Exploring a possible novel way of enterovirus cell-to-cell transmission through tunnelling nanotubes

Abstract

Tunneling nanotubes (TNTs) are intercellular structures that facilitate direct communication between cells. Recent findings revealed that certain viruses can exploit these actin-based structures to facilitate direct cell-to-cell transmission, thereby evading immune system recognition. In this study, the role of TNTs in mediating cell-to-cell transmission of enteroviruses was investigated, providing insights into a novel mechanism of viral spread.

This research aimed to investigate the potential role of TNTs in mediating the intercellular spread of Coxsackievirus A9 and Coxsackievirus B3. Reagents and methodologies were systematically optimized to investigate this novel mechanism. Enteroviruses would represent the first known non-enveloped human virus to exploit this mode of spreading. After virus infection in GMK cells, immunofluorescences and fluorescent small molecules were used to show infection, cellular morphology, formations of TNTs in infected and non-infected cells.

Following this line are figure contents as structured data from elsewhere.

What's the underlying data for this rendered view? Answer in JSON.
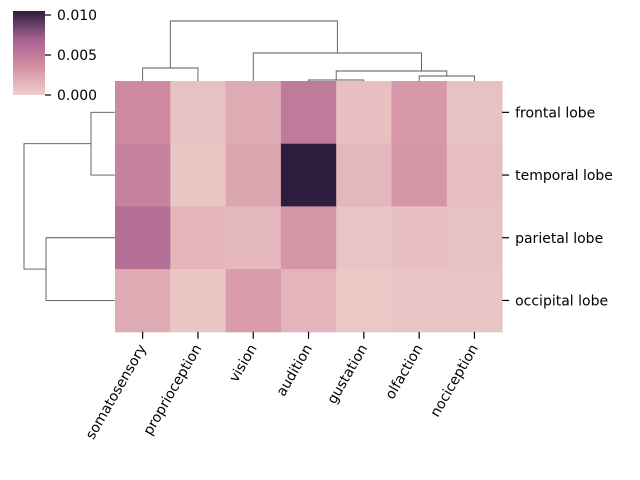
{
  "chart_data": {
    "type": "heatmap",
    "title": "",
    "xlabel": "",
    "ylabel": "",
    "columns": [
      "somatosensory",
      "proprioception",
      "vision",
      "audition",
      "gustation",
      "olfaction",
      "nociception"
    ],
    "rows": [
      "frontal lobe",
      "temporal lobe",
      "parietal lobe",
      "occipital lobe"
    ],
    "values": [
      [
        0.004,
        0.0008,
        0.002,
        0.005,
        0.0009,
        0.003,
        0.0008
      ],
      [
        0.0045,
        0.0006,
        0.0023,
        0.0105,
        0.0014,
        0.0032,
        0.001
      ],
      [
        0.006,
        0.0015,
        0.0013,
        0.0032,
        0.0007,
        0.0009,
        0.0008
      ],
      [
        0.002,
        0.0006,
        0.0028,
        0.0015,
        0.0005,
        0.0007,
        0.0007
      ]
    ],
    "colorbar": {
      "range": [
        0.0,
        0.0105
      ],
      "ticks": [
        0.0,
        0.005,
        0.01
      ],
      "tick_labels": [
        "0.000",
        "0.005",
        "0.010"
      ],
      "placement": "top-left",
      "colors": [
        "#efd1cc",
        "#d28fa3",
        "#a6628f",
        "#2d1e3e"
      ]
    },
    "row_dendrogram": "left",
    "column_dendrogram": "top",
    "grid": false
  }
}
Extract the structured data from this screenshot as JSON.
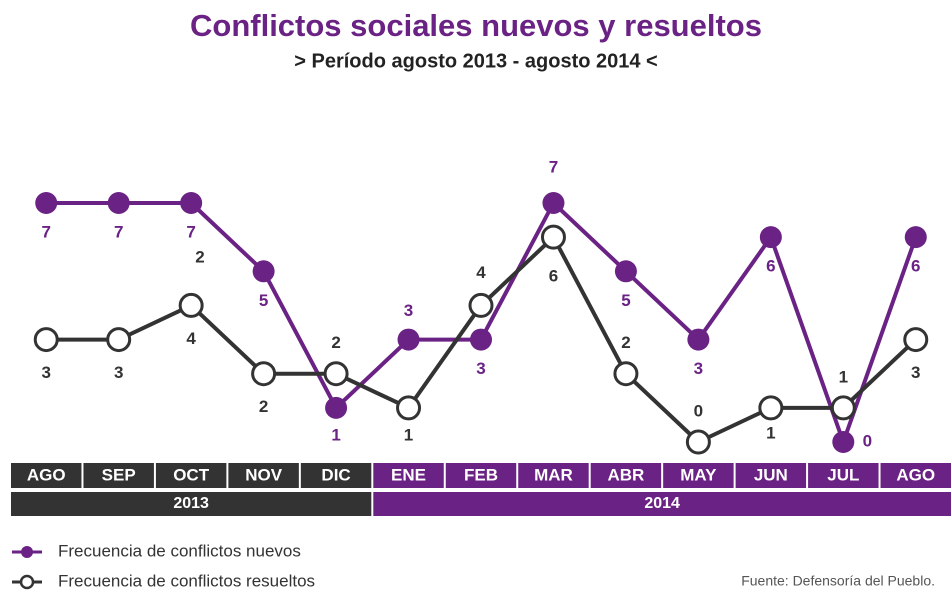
{
  "chart_data": {
    "type": "line",
    "title": "Conflictos sociales nuevos y resueltos",
    "subtitle": "> Período agosto 2013 - agosto 2014 <",
    "categories": [
      "AGO",
      "SEP",
      "OCT",
      "NOV",
      "DIC",
      "ENE",
      "FEB",
      "MAR",
      "ABR",
      "MAY",
      "JUN",
      "JUL",
      "AGO"
    ],
    "x_groups": [
      {
        "label": "2013",
        "start": 0,
        "end": 4,
        "color": "#333333"
      },
      {
        "label": "2014",
        "start": 5,
        "end": 12,
        "color": "#6b2285"
      }
    ],
    "series": [
      {
        "name": "Frecuencia de conflictos nuevos",
        "color": "#6b2285",
        "marker": "filled",
        "values": [
          7,
          7,
          7,
          5,
          1,
          3,
          3,
          7,
          5,
          3,
          6,
          0,
          6
        ]
      },
      {
        "name": "Frecuencia de conflictos resueltos",
        "color": "#333333",
        "marker": "hollow",
        "values": [
          3,
          3,
          4,
          2,
          2,
          1,
          4,
          6,
          2,
          0,
          1,
          1,
          3
        ]
      }
    ],
    "annotations": [
      "2"
    ],
    "source": "Fuente: Defensoría del Pueblo."
  }
}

To confirm intercellular connectivity via TNTs, split GFP technology was utilized in a way that when different cell populations, harbouring only fragments of GFP or sfCherry, connected to each other, a fluorescent signal could be observed.

A significant increase in TNT formation following viral infection was demonstrated by the findings. Actin staining using Phalloidin confirmed the presence of actin filaments within these cellular protrusions, supporting their identification as TNTs. While some evidence indicated the presence of viral particles within these actin-containing structures, it was not conclusively determined whether the TNTs were open-ended and capable of facilitating viral transmission to neighbouring cells.